Zyphra Announces ZUNA, First Brain EEG-Based LLM
Startup Zyphra has announced a new model named ZUNA, which it claims is the first Large Language Model based on brain electroencephalography (EEG) data. While details are limited, the development suggests a novel approach to training AI by potentially leveraging neural signals directly. The announcement was part of a broader roundup of recent AI industry news.

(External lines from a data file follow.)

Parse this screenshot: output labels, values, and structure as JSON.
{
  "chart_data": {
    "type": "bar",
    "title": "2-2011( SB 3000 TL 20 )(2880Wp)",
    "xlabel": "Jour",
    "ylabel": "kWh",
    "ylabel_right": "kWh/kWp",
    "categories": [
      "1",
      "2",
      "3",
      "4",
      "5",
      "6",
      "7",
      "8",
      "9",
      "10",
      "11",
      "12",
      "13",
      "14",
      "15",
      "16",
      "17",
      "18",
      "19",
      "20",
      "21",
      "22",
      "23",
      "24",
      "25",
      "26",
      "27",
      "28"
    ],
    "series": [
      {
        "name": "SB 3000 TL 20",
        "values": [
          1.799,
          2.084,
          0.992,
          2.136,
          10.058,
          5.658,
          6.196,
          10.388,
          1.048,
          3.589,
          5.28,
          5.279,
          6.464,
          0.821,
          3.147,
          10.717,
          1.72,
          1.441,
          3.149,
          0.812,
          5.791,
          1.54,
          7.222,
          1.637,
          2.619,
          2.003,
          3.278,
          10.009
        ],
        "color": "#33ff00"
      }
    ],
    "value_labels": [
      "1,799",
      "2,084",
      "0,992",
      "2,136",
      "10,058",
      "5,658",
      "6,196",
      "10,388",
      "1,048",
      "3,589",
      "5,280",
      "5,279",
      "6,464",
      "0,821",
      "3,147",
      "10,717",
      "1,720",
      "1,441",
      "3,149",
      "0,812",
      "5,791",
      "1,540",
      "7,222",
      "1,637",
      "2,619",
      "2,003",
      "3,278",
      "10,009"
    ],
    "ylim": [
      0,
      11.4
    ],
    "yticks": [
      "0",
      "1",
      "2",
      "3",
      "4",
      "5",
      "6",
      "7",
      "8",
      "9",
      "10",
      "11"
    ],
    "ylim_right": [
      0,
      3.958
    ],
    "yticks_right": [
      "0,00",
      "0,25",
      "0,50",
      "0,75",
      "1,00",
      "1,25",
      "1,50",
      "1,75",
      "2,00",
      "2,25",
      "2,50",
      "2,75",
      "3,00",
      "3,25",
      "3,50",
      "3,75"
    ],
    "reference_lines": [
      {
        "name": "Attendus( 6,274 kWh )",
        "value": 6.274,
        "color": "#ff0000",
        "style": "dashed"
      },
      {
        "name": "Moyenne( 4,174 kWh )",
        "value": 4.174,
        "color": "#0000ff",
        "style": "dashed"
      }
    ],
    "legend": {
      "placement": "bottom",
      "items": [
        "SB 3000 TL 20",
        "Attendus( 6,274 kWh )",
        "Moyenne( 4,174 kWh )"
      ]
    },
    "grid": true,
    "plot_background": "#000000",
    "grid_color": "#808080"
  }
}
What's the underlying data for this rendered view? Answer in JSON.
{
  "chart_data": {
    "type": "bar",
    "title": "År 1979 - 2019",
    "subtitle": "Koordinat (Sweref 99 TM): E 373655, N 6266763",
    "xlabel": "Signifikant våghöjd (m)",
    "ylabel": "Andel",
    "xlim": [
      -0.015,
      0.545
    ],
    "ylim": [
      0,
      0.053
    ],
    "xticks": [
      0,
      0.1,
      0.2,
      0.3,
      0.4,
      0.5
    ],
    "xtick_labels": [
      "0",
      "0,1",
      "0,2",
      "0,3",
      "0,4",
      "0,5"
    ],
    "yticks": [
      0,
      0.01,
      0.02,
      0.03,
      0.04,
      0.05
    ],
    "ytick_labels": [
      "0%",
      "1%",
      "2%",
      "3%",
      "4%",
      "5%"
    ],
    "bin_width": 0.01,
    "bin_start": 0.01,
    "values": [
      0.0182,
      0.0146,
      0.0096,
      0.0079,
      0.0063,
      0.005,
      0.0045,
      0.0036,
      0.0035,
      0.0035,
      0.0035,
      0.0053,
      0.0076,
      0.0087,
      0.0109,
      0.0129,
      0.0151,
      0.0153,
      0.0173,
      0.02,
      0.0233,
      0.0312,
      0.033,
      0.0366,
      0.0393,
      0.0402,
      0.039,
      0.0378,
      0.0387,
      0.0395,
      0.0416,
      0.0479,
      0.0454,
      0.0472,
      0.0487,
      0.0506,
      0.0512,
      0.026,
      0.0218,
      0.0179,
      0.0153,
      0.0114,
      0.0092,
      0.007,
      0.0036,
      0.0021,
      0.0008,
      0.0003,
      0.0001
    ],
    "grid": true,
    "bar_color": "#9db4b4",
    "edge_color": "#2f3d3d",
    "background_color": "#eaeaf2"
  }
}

- ZUNA is a 380-million-parameter masked diffusion autoencoder trained to reconstruct, denoise, and upsample EEG signals. Its primary function is not direct thought-to-text translation but rather to clean and standardize noisy EEG data, which is a foundational step for future brain-computer interface (BCI) applications. - The model was trained on a large-scale corpus of approximately 2 million channel-hours of EEG data aggregated from 208 publicly available datasets. This large and diverse dataset allows ZUNA to learn generalizable representations of brain signals, outperforming traditional interpolation methods for reconstructing missing data, especially when significant portions of the signal are lost. - The choice of a diffusion autoencoder architecture is particularly suited for the continuous nature of EEG signals. This generative model learns to reverse a process of gradually adding noise to the data, which is effective for reconstructing the original, clean signal from noisy or incomplete inputs. The "masked" aspect of the training, where up to 90% of channels were dropped, forced the model to learn deep correlations between different parts of the brain's electrical activity. - While Zyphra's announcement is novel, other major tech companies are also exploring non-invasive BCI. Meta AI, for instance, has a project called Brain2Qwerty which decodes sentences from brain activity with up to 80% accuracy using magnetoencephalography (MEG), a technique related to EEG. However, Meta's approach currently requires large, expensive MEG machines in controlled lab environments. - Google has also researched non-invasive BCIs that combine EEG with other methods like near-infrared spectroscopy (NIRS) to interpret neural activity for controlling devices. Their focus has been on improving accuracy and ease of use for potential applications in assistive technology. - ZUNA is released under a permissive Apache 2.0 open-source license, with the model weights and inference code available on Hugging Face and GitHub. This allows researchers and developers to integrate it into their own workflows and build upon the model, fostering further innovation in the BCI field. - Prior to ZUNA, Zyphra has a history of releasing open-source models, including the ZAYA and Zamba series of language models. Their work often focuses on efficient model architectures, which is a key consideration for deploying complex models in real-world applications.